When Barbara Kopple received the Oscar in 1991 for Best Documentary, she was hoping that her film would become that impossible dream: a documentary that people would see. But only now, more than a year later, is her American Dream reaching theaters. The biggest roadblock was an investor who insisted that Kopple return his investment before paying her postproduction costs. ”I had to give him [distribution rights to] all of Europe just so he would let me release the film,” says the director.
But the Scarsdale-bred Kopple, 39, is no stranger to the art of waiting.
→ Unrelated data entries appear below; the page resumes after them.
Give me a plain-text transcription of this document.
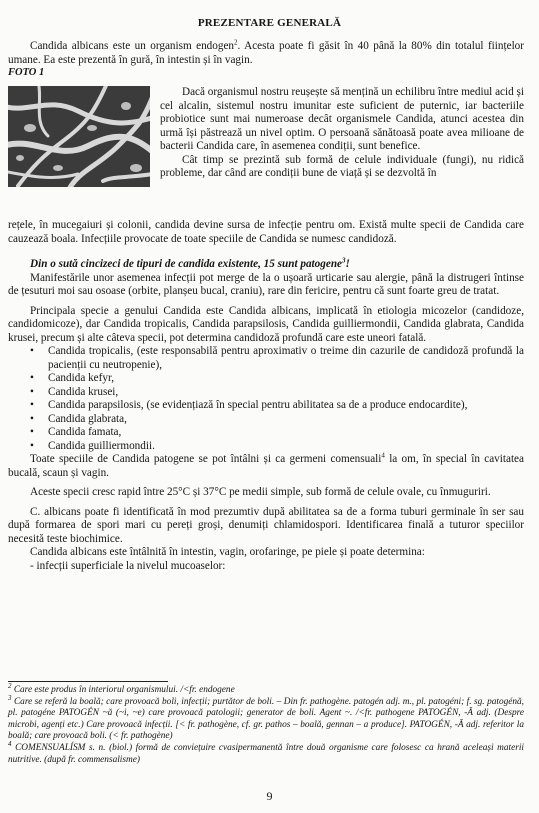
PREZENTARE GENERALĂ

Candida albicans este un organism endogen$^2$. Acesta poate fi găsit în 40 până la 80% din totalul ființelor umane. Ea este prezentă în gură, în intestin și în vagin.

FOTO 1

Dacă organismul nostru reușește să mențină un echilibru între mediul acid și cel alcalin, sistemul nostru imunitar este suficient de puternic, iar bacteriile probiotice sunt mai numeroase decât organismele Candida, atunci acestea din urmă își păstrează un nivel optim. O persoană sănătoasă poate avea milioane de bacterii Candida care, în asemenea condiții, sunt benefice.

Cât timp se prezintă sub formă de celule individuale (fungi), nu ridică probleme, dar când are condiții bune de viață și se dezvoltă în

rețele, în mucegaiuri și colonii, candida devine sursa de infecție pentru om. Există multe specii de Candida care cauzează boala. Infecțiile provocate de toate speciile de Candida se numesc candidoză.

Din o sută cincizeci de tipuri de candida existente, 15 sunt patogene$^3$!

Manifestările unor asemenea infecții pot merge de la o ușoară urticarie sau alergie, până la distrugeri întinse de țesuturi moi sau osoase (orbite, planșeu bucal, craniu), rare din fericire, pentru că sunt foarte greu de tratat.

Principala specie a genului Candida este Candida albicans, implicată în etiologia micozelor (candidoze, candidomicoze), dar Candida tropicalis, Candida parapsilosis, Candida guilliermondii, Candida glabrata, Candida krusei, precum și alte câteva specii, pot determina candidoză profundă care este uneori fatală.

• Candida tropicalis, (este responsabilă pentru aproximativ o treime din cazurile de candidoză profundă la pacienții cu neutropenie),
• Candida kefyr,
• Candida krusei,
• Candida parapsilosis, (se evidențiază în special pentru abilitatea sa de a produce endocardite),
• Candida glabrata,
• Candida famata,
• Candida guilliermondii.

Toate speciile de Candida patogene se pot întâlni și ca germeni comensuali$^4$ la om, în special în cavitatea bucală, scaun și vagin.

Aceste specii cresc rapid între 25°C și 37°C pe medii simple, sub formă de celule ovale, cu înmuguriri.

C. albicans poate fi identificată în mod prezumtiv după abilitatea sa de a forma tuburi germinale în ser sau după formarea de spori mari cu pereți groși, denumiți chlamidospori. Identificarea finală a tuturor speciilor necesită teste biochimice.

Candida albicans este întâlnită în intestin, vagin, orofaringe, pe piele și poate determina:

- infecții superficiale la nivelul mucoaselor:

$^2$ Care este produs în interiorul organismului. /<fr. endogene

$^3$ Care se referă la boală; care provoacă boli, infecții; purtător de boli. – Din fr. pathogène. patogén adj. m., pl. patogéni; f. sg. patogénă, pl. patogéne PATOGÉN ~ă (~i, ~e) care provoacă patologii; generator de boli. Agent ~. /<fr. pathogene PATOGÉN, -Ă adj. (Despre microbi, agenți etc.) Care provoacă infecții. [< fr. pathogène, cf. gr. pathos – boală, gennan – a produce]. PATOGÉN, -Ă adj. referitor la boală; care provoacă boli. (< fr. pathogène)

$^4$ COMENSUALÍSM s. n. (biol.) formă de conviețuire cvasipermanentă între două organisme care folosesc ca hrană aceleași materii nutritive. (după fr. commensalisme)

9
To document the events of American Dream, her second Oscar-winning film (Harlan County, U.S.A., her 1977 portrayal of a Kentucky coal miners’ strike, was her first), she spent five years and $1 million, and shot more than 100 hours of footage following a group of Geo. A. Hormel & Co. meat packers in Austin, Minn., during their struggle against a proposed wage and benefit cutback. ”I want to watch what people do over long periods of time.” says Kopple. ”I don’t want to miss anything.”
Since opening (it’s currently playing in six cities), Dream has been widely praised, but Kopple worries that critics are making the film sound too depressing. ”To me, it’s not an American tragedy. It’s very uplifting that in this day and age people can stand up and do this,” she says. The workers themselves have embraced the picture. It even played to packed houses during a one-week run in Austin. ”I loved it,” says Jeannie Bambrick, a mother of three who lost her home due to the financial strain of the strike. ”You realize that in this country you can take a stand,” she says. ”It doesn’t always come out the way you want it to, but it’s worth fighting for.”